The New York Times (NYT), in an article has documented the lives of the public in the wake of high inflation in Pakistan.
Pakistan, which is already under heavy debt has recently reached an agreement with the International Monetary Fund (IMF) for the first one billion dollars of what is expected to be a 6 billion dollars rescue package announced by the government earlier this week. Last month, Saudi crown prince, Mohammed bin Salman, pledged 4.2 billion in cash assistance to Pakistan.
“The economy is the biggest threat that the government is in fact facing right now. This is basically eroding the very basis of their public support, said Khurram Husain, a business journalist in Karachi.
Journalists Emily Schmall and Salman Masood reported on the life of 66-year-old Muhammad Nazir, a shopkeeper who canceled his daughter’s wedding and despite having a motorcycle at home, walks to his shop. Many of his shelves are empty because he can’t afford to stock the same supply of candy, soft drinks, and cookies that he once did.

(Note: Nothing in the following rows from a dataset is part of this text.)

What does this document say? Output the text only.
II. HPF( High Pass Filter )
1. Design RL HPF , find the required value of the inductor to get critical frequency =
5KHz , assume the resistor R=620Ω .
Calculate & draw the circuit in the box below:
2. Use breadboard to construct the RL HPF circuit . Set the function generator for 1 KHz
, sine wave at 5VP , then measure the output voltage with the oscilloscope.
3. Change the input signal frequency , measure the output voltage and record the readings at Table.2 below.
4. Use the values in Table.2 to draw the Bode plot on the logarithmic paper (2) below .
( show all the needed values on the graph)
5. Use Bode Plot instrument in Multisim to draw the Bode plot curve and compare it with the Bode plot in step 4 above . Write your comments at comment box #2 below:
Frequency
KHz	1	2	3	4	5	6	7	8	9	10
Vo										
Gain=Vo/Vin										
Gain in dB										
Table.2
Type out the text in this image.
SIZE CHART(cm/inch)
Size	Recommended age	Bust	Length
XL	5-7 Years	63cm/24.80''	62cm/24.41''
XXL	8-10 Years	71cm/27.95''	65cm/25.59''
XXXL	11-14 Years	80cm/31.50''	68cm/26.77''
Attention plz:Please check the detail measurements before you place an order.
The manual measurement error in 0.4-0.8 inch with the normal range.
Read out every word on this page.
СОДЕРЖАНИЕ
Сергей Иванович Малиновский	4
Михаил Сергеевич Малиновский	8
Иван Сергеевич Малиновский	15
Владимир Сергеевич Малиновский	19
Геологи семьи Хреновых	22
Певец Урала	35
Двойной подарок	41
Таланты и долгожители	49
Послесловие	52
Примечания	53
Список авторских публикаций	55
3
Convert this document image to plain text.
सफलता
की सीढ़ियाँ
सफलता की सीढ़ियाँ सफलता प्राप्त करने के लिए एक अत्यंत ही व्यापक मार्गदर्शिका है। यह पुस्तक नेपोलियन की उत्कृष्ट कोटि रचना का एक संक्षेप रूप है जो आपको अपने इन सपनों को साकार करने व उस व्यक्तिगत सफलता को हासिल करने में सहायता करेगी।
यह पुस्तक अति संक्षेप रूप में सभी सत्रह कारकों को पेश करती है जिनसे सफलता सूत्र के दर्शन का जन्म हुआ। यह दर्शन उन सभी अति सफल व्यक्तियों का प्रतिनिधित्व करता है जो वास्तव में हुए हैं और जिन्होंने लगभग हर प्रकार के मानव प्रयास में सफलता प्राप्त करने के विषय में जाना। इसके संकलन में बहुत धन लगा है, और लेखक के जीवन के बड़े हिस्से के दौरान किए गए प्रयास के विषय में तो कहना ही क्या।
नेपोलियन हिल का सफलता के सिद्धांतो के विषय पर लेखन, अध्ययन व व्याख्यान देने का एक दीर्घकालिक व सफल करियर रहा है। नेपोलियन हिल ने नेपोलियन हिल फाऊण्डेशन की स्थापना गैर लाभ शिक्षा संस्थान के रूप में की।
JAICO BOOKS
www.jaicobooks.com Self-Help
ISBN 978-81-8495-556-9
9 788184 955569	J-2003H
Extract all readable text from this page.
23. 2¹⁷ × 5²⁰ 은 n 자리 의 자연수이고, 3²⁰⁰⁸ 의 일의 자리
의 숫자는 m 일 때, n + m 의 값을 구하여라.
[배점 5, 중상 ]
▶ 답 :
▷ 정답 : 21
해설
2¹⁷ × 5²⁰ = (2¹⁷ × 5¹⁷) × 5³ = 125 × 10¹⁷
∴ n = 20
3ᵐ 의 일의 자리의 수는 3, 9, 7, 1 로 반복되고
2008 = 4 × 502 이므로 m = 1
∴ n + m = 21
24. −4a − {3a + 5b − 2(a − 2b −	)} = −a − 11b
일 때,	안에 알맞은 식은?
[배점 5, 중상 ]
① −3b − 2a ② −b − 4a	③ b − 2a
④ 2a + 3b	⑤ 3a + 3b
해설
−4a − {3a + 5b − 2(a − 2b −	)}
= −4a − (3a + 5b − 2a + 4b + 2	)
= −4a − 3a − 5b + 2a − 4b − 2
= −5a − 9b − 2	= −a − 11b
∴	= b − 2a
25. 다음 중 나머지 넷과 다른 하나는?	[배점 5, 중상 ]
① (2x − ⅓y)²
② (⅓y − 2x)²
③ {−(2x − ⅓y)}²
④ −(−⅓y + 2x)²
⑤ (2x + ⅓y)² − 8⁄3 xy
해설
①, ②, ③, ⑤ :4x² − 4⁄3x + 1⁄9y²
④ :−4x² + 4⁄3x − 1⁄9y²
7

“I am not making any profit these days. Still, I come here every day, open the shop and wait for customers,” Nazir said.
Saleem Shahzad, a plumber who recently moved his six-year-old son to a less expensive school said, “[The Prime Minister] Imran Khan is a good person and is still liked by many, but his team is not performing. It is incompetent.”
According to government data, inflation in Pakistan surged 9.2 per cent in October from the year 2020. The cost of basic food items this month increased by 17 per cent. Pakistan’s biggest food import is palm oil, which has also jumped in price. Moreover, in recent months Pakistanis have seen standard gas prices jump to 34 per cent.